In order to receive a generous income when you retire, efficient pension planning is extremely important. Pensions have very generous tax breaks. For every £80 you pay in, the revenue will pay in £20, rounding up your saving to £100. This is equivalent to a rate of return on an investment of 25%.
If you are a higher rate or additional rate taxpayer you can claim a further amount on top at your highest rate of tax. Furthermore your money grows largely tax free and when you get to retirement you can take a quarter of it back as a tax-free lump sum.
If you die before retirement the fund is paid out to your next of kin as a tax-free lump sum (unlike money saved in ISAs, for example, which will fall into your estate for inheritance tax purposes).

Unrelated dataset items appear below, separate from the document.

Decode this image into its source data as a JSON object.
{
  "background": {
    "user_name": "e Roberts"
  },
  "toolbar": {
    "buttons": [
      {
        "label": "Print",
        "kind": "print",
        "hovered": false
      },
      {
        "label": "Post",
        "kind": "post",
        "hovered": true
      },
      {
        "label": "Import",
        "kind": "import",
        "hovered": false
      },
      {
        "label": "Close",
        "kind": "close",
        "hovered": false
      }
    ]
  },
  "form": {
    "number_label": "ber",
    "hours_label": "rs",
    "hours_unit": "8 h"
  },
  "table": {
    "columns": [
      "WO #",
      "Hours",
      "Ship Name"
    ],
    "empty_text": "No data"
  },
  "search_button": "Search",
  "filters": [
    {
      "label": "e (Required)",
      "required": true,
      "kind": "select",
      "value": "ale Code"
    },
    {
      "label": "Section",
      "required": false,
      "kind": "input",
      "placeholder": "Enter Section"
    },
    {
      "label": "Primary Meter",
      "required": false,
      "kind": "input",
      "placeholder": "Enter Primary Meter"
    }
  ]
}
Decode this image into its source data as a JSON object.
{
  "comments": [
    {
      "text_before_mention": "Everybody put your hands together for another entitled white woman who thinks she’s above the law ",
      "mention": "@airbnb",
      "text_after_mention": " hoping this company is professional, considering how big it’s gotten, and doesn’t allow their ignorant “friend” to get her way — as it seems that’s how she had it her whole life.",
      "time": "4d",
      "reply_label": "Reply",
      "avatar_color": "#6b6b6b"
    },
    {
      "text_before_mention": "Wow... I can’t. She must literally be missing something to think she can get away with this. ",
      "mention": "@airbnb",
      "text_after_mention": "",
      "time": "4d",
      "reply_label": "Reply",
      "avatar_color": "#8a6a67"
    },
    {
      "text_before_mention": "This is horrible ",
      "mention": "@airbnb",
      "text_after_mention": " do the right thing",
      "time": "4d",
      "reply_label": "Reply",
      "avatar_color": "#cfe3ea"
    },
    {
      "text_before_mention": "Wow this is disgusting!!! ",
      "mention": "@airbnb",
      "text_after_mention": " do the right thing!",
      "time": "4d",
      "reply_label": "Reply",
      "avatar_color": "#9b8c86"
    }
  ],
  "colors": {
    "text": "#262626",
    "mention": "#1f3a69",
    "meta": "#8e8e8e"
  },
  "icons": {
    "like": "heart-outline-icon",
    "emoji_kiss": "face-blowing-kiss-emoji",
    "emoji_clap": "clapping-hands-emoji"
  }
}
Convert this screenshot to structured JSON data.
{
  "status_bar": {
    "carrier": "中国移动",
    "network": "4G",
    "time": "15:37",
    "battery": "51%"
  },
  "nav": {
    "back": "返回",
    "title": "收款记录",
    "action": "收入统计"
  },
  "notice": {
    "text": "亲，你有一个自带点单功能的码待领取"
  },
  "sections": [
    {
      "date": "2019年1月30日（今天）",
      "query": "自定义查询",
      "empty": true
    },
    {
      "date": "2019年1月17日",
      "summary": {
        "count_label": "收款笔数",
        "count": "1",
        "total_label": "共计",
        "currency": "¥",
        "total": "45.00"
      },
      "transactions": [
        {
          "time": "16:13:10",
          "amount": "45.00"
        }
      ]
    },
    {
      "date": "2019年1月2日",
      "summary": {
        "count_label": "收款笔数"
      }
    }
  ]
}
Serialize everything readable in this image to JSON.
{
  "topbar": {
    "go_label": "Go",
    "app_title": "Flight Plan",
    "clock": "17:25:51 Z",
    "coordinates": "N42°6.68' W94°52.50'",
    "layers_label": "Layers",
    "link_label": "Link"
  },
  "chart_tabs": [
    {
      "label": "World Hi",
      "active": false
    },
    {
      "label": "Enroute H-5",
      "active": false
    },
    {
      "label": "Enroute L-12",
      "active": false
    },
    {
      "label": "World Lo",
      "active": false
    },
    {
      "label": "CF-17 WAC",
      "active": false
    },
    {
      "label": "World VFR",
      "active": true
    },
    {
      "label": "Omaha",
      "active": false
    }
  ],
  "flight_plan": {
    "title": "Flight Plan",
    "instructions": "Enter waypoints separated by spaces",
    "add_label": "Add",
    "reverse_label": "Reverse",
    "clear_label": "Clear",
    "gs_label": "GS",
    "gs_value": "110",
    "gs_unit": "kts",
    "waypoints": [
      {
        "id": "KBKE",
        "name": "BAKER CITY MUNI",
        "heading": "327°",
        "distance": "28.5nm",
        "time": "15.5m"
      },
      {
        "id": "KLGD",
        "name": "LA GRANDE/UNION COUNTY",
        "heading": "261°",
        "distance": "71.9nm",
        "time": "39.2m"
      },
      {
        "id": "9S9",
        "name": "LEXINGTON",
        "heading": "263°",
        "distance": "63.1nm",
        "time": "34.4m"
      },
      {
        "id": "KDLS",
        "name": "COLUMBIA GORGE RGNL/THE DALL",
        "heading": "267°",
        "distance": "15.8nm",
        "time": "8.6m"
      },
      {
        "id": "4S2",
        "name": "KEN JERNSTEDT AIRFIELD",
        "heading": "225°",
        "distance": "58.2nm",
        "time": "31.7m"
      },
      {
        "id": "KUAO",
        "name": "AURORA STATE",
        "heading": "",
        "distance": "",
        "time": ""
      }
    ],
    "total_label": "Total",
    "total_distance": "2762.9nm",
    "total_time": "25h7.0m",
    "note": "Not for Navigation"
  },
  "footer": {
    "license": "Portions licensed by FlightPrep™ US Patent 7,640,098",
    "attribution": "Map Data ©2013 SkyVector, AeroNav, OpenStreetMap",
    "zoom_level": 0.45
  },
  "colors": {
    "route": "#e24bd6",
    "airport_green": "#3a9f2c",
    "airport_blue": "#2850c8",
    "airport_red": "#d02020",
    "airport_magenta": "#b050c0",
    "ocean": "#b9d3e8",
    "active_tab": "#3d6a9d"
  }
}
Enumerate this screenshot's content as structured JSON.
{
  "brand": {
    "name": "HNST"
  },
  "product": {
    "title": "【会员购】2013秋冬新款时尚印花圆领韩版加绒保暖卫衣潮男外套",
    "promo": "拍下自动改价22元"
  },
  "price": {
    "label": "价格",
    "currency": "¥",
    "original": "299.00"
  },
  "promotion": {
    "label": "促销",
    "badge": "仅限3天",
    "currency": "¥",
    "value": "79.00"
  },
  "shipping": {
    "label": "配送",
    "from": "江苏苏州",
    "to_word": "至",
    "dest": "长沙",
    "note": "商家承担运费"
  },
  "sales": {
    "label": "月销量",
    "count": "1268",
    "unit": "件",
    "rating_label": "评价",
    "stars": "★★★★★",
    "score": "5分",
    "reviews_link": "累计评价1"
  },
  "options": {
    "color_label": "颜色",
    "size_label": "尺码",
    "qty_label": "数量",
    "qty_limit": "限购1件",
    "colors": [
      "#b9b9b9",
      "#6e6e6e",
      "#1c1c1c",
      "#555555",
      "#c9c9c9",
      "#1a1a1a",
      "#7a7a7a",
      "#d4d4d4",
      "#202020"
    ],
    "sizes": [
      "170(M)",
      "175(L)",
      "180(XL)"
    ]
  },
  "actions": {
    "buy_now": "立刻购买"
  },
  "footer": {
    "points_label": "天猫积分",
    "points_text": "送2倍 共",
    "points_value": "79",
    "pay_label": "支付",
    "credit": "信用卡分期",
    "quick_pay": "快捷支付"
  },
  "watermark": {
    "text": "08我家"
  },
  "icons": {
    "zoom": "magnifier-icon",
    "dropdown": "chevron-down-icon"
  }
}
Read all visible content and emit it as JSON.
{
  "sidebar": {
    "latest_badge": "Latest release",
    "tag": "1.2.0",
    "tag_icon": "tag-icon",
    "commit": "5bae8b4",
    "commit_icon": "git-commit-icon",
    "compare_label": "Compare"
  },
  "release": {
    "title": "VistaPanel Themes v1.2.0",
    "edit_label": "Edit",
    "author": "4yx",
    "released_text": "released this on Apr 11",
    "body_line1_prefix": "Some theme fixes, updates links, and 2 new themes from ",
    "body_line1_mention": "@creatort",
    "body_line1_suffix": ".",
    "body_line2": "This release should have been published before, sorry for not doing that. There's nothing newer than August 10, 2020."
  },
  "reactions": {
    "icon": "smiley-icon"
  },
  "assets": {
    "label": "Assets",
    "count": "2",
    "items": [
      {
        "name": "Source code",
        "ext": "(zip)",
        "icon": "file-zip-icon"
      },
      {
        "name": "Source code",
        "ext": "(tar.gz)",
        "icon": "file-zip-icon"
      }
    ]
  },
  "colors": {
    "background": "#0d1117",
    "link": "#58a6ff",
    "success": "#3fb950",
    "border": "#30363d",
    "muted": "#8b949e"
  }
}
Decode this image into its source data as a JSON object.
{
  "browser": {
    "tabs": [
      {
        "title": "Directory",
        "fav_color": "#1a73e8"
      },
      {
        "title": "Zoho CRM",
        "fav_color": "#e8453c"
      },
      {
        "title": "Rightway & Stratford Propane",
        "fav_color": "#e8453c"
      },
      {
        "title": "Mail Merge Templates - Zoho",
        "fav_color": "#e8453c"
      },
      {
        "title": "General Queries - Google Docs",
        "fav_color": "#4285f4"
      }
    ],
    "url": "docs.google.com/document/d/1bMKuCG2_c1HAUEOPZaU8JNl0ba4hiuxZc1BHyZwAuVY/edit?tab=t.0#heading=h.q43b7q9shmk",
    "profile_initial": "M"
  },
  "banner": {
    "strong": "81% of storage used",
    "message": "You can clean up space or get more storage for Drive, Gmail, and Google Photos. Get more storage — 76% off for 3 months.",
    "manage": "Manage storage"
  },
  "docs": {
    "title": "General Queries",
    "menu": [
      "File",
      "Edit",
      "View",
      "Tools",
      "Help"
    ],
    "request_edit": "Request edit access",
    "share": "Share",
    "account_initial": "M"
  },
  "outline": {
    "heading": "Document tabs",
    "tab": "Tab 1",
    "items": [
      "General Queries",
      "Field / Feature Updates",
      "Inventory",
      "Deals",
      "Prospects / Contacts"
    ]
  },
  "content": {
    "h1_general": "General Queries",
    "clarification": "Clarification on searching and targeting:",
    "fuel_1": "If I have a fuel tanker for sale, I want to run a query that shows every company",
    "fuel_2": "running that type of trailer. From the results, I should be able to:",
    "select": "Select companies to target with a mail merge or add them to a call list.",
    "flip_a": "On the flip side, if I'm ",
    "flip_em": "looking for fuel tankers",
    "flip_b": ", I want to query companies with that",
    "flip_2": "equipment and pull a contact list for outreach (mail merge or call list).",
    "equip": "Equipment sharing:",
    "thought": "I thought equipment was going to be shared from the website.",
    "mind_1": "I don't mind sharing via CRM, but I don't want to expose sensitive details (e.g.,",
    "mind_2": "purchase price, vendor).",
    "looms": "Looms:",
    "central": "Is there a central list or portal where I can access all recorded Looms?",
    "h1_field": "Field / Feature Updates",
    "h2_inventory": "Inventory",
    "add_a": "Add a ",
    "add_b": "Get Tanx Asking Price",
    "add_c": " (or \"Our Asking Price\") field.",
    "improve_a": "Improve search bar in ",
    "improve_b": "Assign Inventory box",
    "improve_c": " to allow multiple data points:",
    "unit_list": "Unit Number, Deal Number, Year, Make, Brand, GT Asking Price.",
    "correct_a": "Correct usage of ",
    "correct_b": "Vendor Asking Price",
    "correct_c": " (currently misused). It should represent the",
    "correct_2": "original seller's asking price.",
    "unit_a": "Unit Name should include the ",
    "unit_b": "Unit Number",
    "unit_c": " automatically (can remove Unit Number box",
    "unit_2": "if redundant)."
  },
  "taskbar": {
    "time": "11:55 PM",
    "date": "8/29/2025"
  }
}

A private pension scheme can be set up to provide a pension from any age after 55. This can be very advantageous for those that wish to reduce their workload when getting close to the normal retirement age for their own occupation. If you draw on an occupational pension scheme earlier than the normal retirement age, you could be penalised heavily, however by effecting a private pension policy and drawing down this private pension at the early stage, you will be free to reduce your hours without affecting your occupational scheme benefits.
The other advantage of a private pension plan is that you will have access to thousands of different funds based on your attitude to risk which will allow you take different levels of risk on this proportion of your retirement planning which will provide you with the potential of greater growth.